Le contenu produit pour le volume. De nombreuses stratégies SEO de ces dernières années reposaient sur une production massive de contenu : plus il y avait de pages couvrant le noyau sémantique, plus la portée était large. Dans l’environnement de réponse, cette logique se brise. Le système de réponse ne passe pas en revue des centaines de pages d’un site à la recherche d’une réponse ; il choisit le meilleur fragment provenant de la meilleure source. Dix articles faibles sur un même sujet perdent face à un seul article solide — non parce que l’algorithme « punit » la quantité, mais parce qu’au moment de la synthèse, le système sélectionne la source la plus convaincante et la plus vérifiable.

Là où l’optimisation habituelle peut nuire

L’étude académique GEO a explicitement montré que les tactiques SEO traditionnelles, comme la saturation en mots-clés, donnaient de faibles résultats dans le contexte génératif [5]. Mais le dommage peut être moins visible.

Premier risque — le langage de l’autoprésentation au lieu du langage de la tâche. Les entreprises habituées au SEO se décrivent souvent dans le langage de leurs propres catégories marketing : « plateforme de référence », « écosystème complet », « solution innovante ». Le système de réponse, lui, opère dans le langage de l’utilisateur, qui formule autrement sa question : « que choisir pour une petite boutique », « en quoi une solution diffère-t-elle d’une autre », « qu’est-ce qui est préférable si le budget est limité ». Si, pendant des années, la marque a optimisé son contenu pour sa propre terminologie plutôt que pour le langage de la demande réelle, l’IA peut tout simplement ne pas la relier à la tâche de l’utilisateur.
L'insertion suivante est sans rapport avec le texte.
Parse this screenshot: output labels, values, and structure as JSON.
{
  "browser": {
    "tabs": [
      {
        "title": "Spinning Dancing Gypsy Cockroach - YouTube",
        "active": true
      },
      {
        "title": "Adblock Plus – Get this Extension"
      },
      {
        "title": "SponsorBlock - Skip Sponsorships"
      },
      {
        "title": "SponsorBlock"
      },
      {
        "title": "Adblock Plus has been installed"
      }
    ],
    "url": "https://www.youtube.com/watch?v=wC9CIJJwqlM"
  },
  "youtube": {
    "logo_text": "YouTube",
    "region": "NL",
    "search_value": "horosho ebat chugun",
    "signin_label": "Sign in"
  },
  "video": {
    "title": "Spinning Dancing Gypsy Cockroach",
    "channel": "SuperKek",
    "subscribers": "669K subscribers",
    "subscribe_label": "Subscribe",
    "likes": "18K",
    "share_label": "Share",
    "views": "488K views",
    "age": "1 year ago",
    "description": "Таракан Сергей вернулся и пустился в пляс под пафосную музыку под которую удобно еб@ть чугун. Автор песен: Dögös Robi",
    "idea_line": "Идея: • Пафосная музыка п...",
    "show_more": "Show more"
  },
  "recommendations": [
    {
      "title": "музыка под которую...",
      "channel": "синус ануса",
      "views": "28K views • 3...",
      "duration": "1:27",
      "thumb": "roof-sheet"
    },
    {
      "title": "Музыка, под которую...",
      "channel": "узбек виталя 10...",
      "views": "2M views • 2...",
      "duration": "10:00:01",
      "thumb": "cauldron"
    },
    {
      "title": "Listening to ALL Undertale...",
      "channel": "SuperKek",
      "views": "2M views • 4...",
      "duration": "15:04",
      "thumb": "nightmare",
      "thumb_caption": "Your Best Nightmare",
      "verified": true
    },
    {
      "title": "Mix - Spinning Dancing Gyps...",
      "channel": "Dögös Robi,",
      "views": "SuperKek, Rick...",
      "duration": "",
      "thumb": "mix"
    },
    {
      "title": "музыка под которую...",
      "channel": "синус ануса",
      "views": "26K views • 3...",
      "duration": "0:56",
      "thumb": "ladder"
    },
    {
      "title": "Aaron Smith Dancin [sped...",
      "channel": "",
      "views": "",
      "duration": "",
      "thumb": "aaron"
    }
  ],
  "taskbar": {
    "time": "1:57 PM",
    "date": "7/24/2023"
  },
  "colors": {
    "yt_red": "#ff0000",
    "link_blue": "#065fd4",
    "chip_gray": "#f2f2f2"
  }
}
Deuxième risque — l’excès d’autodescription sans confirmation externe. Dans l’univers du SEO, un site puissant pouvait dominer les requêtes de marque en s’appuyant principalement sur son propre contenu. Dans l’environnement de réponse, le système cherche des confirmations externes. Si la marque affirme ses avantages, mais qu’aucune source indépendante ne les confirme avec d’autres mots, le système de réponse sera plus prudent dans ses recommandations. Un site SEO fort, sans contour externe de confiance, reste une construction vulnérable.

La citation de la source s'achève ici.